El presidente Nursultán Nazarbáyev, en el poder desde 1991 hasta la fecha de hoy, es quien elaboró los planes de reestructuración y modernización del país. En 1997 publicó un plan estratégico nacional, “Kazakhstan 2030″, asignando como nueva capital la ciudad de Astaná, que en kazajo significa “ciudad capital” (antiguamente llamada Akmolá), manteniéndose la antigua ciudad de Almaty (Alma-Ata) como centro económico-cultural del país.

Astaná muestra un desarrollo dinámico con multitud de construcciones modernas (dos edificios emblemáticos de Norman Foster, planes urbanísticos de Kishō Kurokawa) y, habiendo triplicado su población en sus últimos 15 años, ya no es sólo un centro político-administrativo, sino que también se está convirtiendo en el centro de negocios de Asia Central.

El plan estratégico “Kazakhstan 2030″ también contempla grandes inversiones en el desarrollo industrial y de infraestructuras (energía, agroindustrial, construcción y transporte), y en la reestructuración de la educación, sanidad, turismo y deporte. El Fondo Soberano de Bienestar Nacional Samruk-Kazyna es un holding estatal propietario de diversas empresas estratégicas, como la explotación y comercialización de hidrocarburos y minerales, así como empresas financieras, que representan en su conjunto más del 50% de PIB nacional. Sus ganancias son reinvertidas en el desarrollo del país, garantizando el éxito y la continuidad de los planes y programas a largo plazo.

A pesar de sus grandes reservas energéticas en hidrocarburos, Kazajistán promueve activamente la diversificación de su economía, fomentando el desarrollo de energías alternativas, y estimulando la innovación y modernización de su industria. Cabe destacar que el lema de la Expo 2017, que se celebrará en Astaná en 2017, es “La Energía del Futuro”, y estará centrada en energías renovables.

Kazajistán participa activamente en diferentes organizaciones internacionales, entre las que se encuentran la OCI (Org. de Cooperación Islámica), la OTSC (Org. Tratado de Seguridad Colectiva), la OCS (Org. de Cooperación de Shangai), la CEI (Comunidad de Estados Independientes), y la EURASEC (Comunidad Económica Euroasiática).

Entre el 2000 y 2010 el país ha organizado diversos forums internacionales (KazEnergy Eurasian Forum, Astaná Economic Forum, International Business Forum, entre otros).
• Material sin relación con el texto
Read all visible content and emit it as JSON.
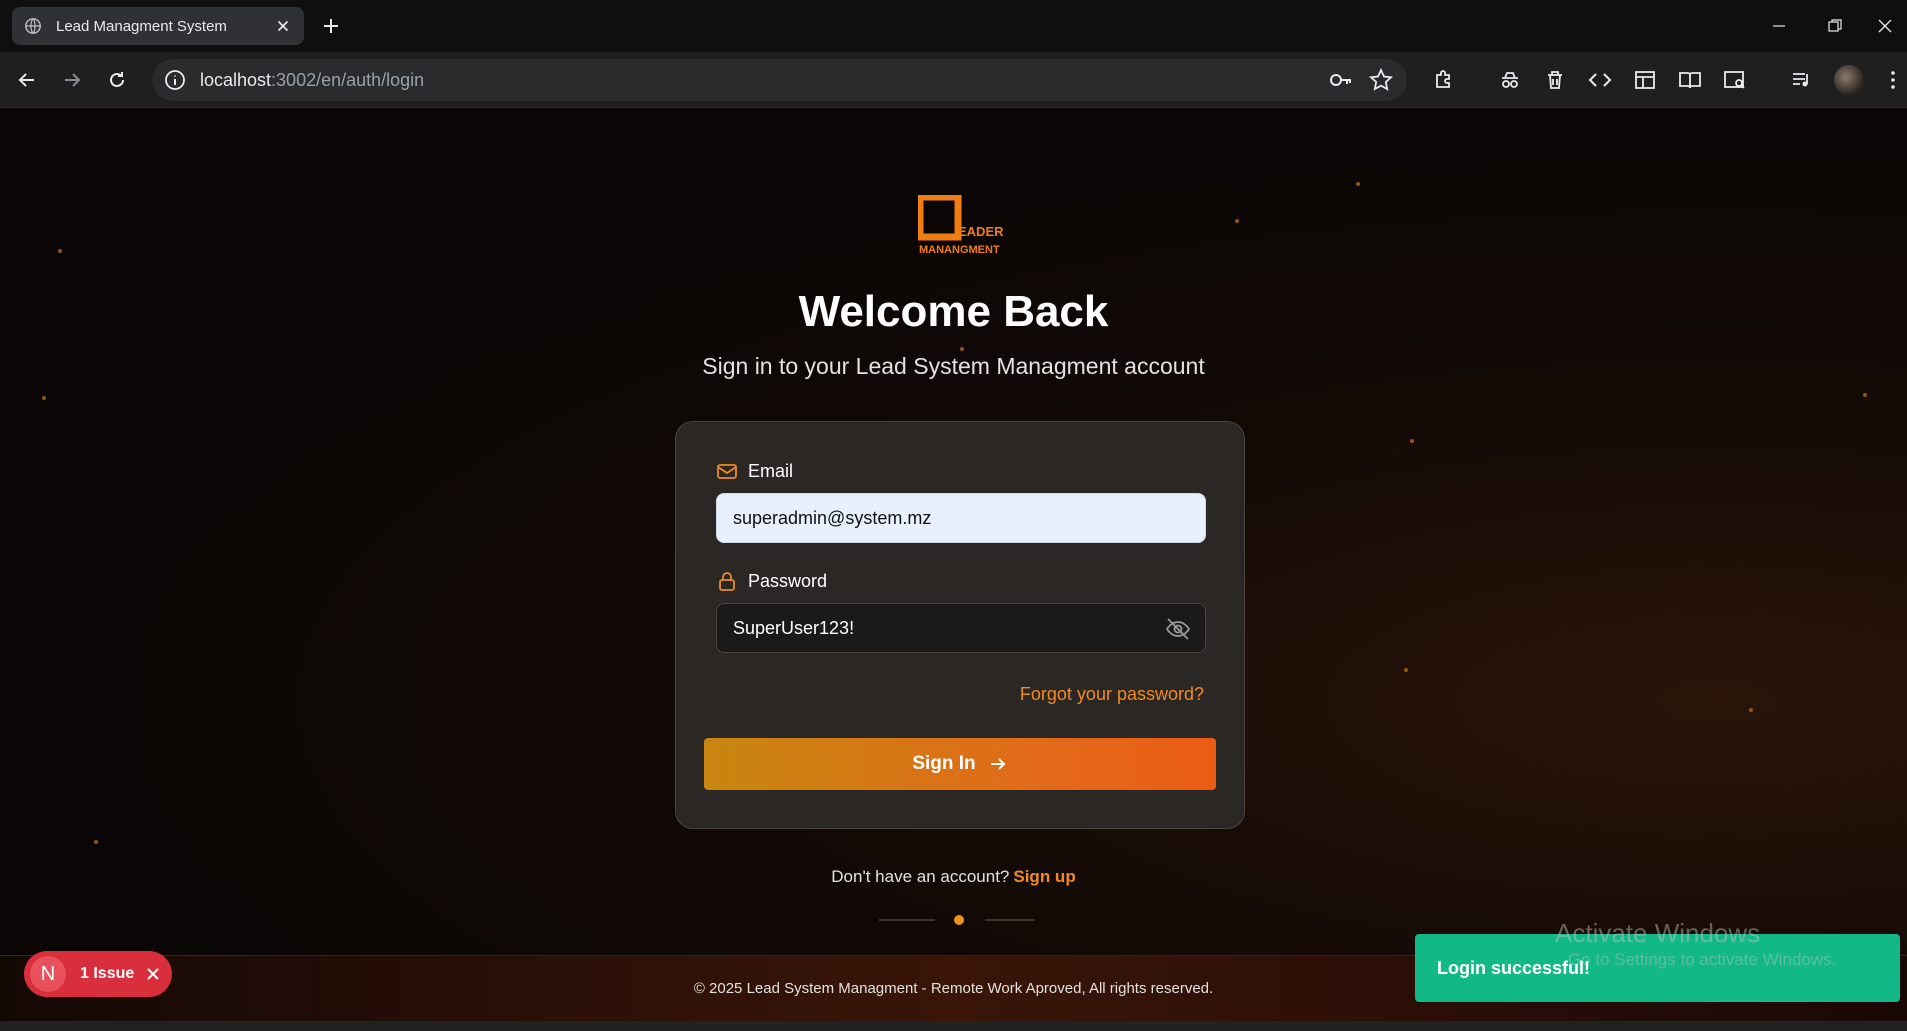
{
  "browser": {
    "tab_title": "Lead Managment System",
    "url_host": "localhost",
    "url_rest": ":3002/en/auth/login"
  },
  "page": {
    "logo_text_top": "EADER",
    "logo_text_bottom": "MANANGMENT",
    "title": "Welcome Back",
    "subtitle": "Sign in to your Lead System Managment account",
    "form": {
      "email_label": "Email",
      "email_value": "superadmin@system.mz",
      "password_label": "Password",
      "password_value": "SuperUser123!",
      "forgot_link": "Forgot your password?",
      "submit_label": "Sign In"
    },
    "signup_prompt": "Don't have an account?",
    "signup_link": "Sign up",
    "footer": "© 2025 Lead System Managment - Remote Work Aproved, All rights reserved."
  },
  "overlays": {
    "issues_badge_letter": "N",
    "issues_label": "1 Issue",
    "toast_message": "Login successful!",
    "watermark_title": "Activate Windows",
    "watermark_subtitle": "Go to Settings to activate Windows."
  },
  "colors": {
    "accent": "#f08a24",
    "button_start": "#c7860f",
    "button_end": "#ea5c12",
    "toast_bg": "#12b886",
    "issue_bg": "#d92e3c"
  }
}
En 2010 Kazajistán presidió la OSCE (Org. para la Seguridad y Cooperación en Europa), siendo el primer país fuera de Europa en ocupar este puesto, y reforzando la posición geoestratégica en Eurasia. Desde 2012 es efectiva una Unión Aduanera entre Rusia, Kazajistán y Bielorrusia, permitiendo la libre circulación de bienes entre dichos países (está previsto que se adhieran Ucrania, Kyrgyzstán y Vietnam). Y finalmente, está previsto que en 2013 Kazajistán entre en la Organización Mundial del Comercio.

Kazajistán cuenta con nueve “SEZ” (Zonas Económicas Especiales), en donde se facilitan las inversiones extranjeras mediante condiciones especiales, como la facilidad para traer mano de obra extranjera cualificada y beneficios en exoneraciones en impuestos y aranceles. Cada zona promueve diferentes actividades como el turismo, comercio, construcción, metalurgia y química, petroquímica y refino, tecnologías de la información, transporte y logística, e industria textil. Por ejemplo, con estas ayudas se ha superado en el sector de la construcción de la SEZ “Astana – New City” los 10 mil millones de dólares en inversiones, de los cuales más de la mitad son de origen extranjero.